Another way in which the author seems to lose his analytical distance is in the analysis of the empirical material. He declares that his ambition is not to look for variation in the material but to focus on what is common and typical. In doing so he misses some “negative instances”, that is indications in the material that contradict his general conclusions. One illustration is that some of the traits of social services that are criticized as negative also appear at the theatre, but are given other interpretations. It seems as if the inspiration the author claims to have received from grounded theory does not include the strong emphasis on “constant comparison” and search for “negative cases” in grounded theory.

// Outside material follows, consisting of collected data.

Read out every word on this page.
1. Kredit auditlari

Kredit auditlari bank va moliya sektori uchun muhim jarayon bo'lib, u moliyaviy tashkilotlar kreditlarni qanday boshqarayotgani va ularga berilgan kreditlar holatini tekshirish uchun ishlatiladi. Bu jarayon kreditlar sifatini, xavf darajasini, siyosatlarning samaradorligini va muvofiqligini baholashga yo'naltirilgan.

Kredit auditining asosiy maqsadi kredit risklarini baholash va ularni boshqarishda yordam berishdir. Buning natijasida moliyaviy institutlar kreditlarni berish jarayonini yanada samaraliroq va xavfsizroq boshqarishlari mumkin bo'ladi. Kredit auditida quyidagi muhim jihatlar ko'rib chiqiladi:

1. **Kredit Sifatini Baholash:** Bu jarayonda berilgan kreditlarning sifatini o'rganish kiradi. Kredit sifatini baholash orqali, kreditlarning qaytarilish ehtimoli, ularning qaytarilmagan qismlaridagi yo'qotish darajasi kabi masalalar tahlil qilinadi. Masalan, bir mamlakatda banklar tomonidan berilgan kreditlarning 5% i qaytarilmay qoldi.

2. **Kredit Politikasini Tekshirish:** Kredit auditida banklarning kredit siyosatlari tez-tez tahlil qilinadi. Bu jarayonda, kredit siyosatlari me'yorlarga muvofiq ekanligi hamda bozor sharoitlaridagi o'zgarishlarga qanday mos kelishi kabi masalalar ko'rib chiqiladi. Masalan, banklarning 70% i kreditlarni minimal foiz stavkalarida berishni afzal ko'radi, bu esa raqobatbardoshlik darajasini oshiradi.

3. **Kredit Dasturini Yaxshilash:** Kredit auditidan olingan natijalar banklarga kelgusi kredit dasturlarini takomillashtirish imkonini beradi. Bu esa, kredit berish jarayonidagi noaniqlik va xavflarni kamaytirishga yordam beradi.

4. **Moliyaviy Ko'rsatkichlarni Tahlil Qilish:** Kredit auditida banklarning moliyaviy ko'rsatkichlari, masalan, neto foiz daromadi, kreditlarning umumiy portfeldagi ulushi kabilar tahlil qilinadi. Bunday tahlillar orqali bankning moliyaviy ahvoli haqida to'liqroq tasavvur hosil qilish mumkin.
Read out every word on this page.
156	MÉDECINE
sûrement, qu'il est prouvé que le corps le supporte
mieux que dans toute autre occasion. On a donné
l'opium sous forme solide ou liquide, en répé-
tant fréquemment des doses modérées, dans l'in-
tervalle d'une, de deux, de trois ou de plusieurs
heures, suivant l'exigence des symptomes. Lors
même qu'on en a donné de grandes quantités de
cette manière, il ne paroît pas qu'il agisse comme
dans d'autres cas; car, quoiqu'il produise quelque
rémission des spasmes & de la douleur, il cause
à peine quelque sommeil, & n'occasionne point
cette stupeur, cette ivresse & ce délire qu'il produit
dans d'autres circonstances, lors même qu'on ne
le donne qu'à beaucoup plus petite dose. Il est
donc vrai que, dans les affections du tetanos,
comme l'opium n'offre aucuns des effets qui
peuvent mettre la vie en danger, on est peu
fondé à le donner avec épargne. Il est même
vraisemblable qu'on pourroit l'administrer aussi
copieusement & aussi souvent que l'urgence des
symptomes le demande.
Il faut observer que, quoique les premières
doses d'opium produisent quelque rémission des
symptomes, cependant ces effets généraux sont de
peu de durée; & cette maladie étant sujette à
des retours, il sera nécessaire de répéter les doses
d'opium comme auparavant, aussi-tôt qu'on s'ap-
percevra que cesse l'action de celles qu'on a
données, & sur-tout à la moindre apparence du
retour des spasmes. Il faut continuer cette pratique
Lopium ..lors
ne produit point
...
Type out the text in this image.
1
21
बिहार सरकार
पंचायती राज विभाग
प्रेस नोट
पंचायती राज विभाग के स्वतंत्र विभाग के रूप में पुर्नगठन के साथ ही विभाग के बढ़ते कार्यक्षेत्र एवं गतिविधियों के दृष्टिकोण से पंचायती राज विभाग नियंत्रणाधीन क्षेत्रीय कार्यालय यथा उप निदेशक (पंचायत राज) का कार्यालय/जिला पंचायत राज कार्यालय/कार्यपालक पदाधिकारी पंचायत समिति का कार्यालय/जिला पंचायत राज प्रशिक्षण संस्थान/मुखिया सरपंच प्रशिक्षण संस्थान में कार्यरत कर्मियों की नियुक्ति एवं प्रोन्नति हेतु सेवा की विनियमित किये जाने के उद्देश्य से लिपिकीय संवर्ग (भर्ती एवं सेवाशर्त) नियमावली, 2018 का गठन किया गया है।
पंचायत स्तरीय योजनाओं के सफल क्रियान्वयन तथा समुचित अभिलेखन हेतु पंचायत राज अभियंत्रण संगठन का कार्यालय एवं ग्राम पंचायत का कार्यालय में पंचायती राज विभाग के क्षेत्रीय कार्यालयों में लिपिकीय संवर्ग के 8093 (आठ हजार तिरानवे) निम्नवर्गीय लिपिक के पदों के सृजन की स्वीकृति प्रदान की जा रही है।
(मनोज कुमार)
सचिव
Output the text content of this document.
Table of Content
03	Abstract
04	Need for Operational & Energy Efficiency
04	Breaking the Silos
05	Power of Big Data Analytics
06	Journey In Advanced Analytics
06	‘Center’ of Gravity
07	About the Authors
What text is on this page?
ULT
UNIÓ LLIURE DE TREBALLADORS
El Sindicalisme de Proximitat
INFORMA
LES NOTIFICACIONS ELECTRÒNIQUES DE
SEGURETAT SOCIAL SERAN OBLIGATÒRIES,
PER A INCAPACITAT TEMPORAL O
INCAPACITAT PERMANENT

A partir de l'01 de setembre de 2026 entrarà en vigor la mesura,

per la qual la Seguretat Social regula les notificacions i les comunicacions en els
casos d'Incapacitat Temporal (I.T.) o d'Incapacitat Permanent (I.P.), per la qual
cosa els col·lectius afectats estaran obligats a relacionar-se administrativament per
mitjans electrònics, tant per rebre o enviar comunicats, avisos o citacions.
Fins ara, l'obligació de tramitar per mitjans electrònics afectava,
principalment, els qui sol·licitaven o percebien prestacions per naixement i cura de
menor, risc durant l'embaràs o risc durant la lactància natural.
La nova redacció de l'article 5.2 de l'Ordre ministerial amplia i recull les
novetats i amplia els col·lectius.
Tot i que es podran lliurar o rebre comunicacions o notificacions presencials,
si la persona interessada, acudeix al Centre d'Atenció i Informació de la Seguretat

It is easy to understand Sauer's fascination by the theatre, its actors and the way it challenges assumptions about persons with intellectual disabilities. Becoming fascinated as a researcher is not negative in itself, so long as it is balanced with critical reflection about one's own fascination as well as about interpretations of the empirical material. Sometimes Sauer seems to be lacking that critical distance. He is, or is on the edge of, “going native”. However, this might be the price to pay for such an engaging, lively, rich and colourful description of the theatre, and this is the most powerful impression of this dissertation.